Sabbatical, Day 59 cont.

Earlier today, I made use of the triple swirled prayer labyrinth here at the Grunewald Guild.

I've sometimes seen this journey toward deeper spirituality as a pilgrimage that would help me "arrive" at some new state or consciousness. Certainly, there is movement, but like the labyrinth, it seems to be a movement that carries us deeper or shallower. The hope is that the deeper moments somehow change us as we move outward from the center.

These prayer labyrinths look a little like mazes, with an important difference. Modern mazes tend to be puzzles where you try to draw a line from a "start" position to an "end" position, without running into dead ends. They are a bit goal-oriented and self-focused.

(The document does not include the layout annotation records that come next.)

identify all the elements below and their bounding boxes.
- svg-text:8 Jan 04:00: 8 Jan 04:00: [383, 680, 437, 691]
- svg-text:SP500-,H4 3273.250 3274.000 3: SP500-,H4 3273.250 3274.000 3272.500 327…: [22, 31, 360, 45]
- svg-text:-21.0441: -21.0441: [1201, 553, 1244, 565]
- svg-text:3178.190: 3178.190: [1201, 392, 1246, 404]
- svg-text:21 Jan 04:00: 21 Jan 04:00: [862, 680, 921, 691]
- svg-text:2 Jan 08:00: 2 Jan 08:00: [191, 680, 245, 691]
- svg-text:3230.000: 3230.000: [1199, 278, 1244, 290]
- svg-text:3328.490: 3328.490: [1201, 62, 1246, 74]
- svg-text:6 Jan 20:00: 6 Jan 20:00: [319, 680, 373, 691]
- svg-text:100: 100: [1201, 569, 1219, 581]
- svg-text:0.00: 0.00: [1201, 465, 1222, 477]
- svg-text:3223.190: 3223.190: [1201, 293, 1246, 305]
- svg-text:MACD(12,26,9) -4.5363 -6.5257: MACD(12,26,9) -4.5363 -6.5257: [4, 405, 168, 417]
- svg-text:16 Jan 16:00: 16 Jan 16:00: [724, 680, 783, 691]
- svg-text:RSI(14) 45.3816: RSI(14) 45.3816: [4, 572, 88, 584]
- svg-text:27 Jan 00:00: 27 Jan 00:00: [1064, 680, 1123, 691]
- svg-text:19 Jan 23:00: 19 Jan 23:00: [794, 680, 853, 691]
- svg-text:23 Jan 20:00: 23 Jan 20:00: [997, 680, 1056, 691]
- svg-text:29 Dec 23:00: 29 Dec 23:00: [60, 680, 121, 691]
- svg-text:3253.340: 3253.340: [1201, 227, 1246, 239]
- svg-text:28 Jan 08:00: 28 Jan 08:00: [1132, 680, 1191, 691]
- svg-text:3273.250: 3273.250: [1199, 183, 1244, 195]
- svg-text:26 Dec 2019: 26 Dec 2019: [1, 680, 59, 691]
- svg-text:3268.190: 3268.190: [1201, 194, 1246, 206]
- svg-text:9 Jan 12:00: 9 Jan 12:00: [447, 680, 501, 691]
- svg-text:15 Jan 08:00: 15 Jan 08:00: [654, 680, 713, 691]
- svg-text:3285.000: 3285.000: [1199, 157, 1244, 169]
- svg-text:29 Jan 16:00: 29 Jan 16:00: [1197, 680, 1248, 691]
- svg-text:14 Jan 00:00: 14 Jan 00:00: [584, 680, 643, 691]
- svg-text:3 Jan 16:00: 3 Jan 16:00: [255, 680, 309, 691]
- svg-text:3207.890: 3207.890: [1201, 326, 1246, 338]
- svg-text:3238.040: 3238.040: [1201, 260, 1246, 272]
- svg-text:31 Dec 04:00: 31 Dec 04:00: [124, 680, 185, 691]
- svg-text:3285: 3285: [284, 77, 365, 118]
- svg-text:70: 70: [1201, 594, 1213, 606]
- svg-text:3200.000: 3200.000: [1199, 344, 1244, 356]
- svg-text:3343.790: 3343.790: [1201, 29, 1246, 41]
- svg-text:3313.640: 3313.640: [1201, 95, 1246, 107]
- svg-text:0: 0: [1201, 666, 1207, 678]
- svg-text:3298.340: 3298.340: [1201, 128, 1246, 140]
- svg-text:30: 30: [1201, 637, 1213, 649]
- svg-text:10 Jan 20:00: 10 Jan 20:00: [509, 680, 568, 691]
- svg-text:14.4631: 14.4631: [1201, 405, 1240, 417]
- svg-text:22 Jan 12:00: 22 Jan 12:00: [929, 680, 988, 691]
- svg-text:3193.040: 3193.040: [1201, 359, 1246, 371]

I think that if we try to approach our prayer life and spirituality this way, we will likely (if honest) become very frustrated.

If life is like a labyrinth (& it is), it suddenly occurred to me as I stepped out of the labyrinth, that it is a journey that doesn't necessarily have a clear beginning or ending, at least in this: it is not that I invite God into my journey and life, but that he has allowed me to step into his.

These are some thoughts that coincide with Kevin Seasoltz's comments about sacred places: There is a tension, a "dialogue between landedness and landlessness, between a people settled in a place and a people in exile... The God of the promised land is also the God of the wilderness" (A Sense of the Sacred, p. 70).

Jesus assured the Samaritan woman that a day would come (is here) when God would be worshiped, neither on Mt. Gerizim nor in Jerusalem, but in spirit and truth. He said he would be where two or more gather in his name. His central message was, of course, the establishment, or the fullness, of God's Kingdom. This Kingdom would not be identified with places but an Encounter that results (finally) in reconciliation and peace with God, and love among God's people (ibid. p. 71). This Encounter happens in place and time, but always points beyond that place and time, and then moves on.

Spirituality is a journey, to be sure, but it is God's ongoing journey that his grace invites and welcomes us to intersect and even to influence. That is our salvation, which has already been moving in and with us, now and indefinitely. If there is a goal--it may be to arrive at a peace with God and his creation--so that we are no longer consumed with trying to control or convince him through our prayers to do things our way, or to follow us. Instead, a spiritual goal might be to trust him enough (or more and more) to see him in the encounters, places and times: to feel him cry with us, to hear his little jokes and wondrous laughter. Can you sense his loving frustration and anger with us, and with the self-righteous piety, arrogance, the fearful self-indulgence, and the hatred that divides people and rends creation...all for whom and for which he has asked us to care?

The second greatest commandment is like the first (that is, it supports and reflects the truth of the first) to "love your neighbor as yourself." How we care for creation and our neighbors is the primary way we obey the greatest commandment; it is the primary way of worshiping God. Like the labyrinth I walked today, our liturgical worship is meant to be an artistic and ritualistic expression of these two greatest commandments.

So, again, even without a marked "goal" or spiritual "achievement" liturgy, worship and life are--at their best--movements in and deeper, and then back out as renewed, ...no, as changed people.


In art class, I painted a coffee cup today--practicing the grey-scale.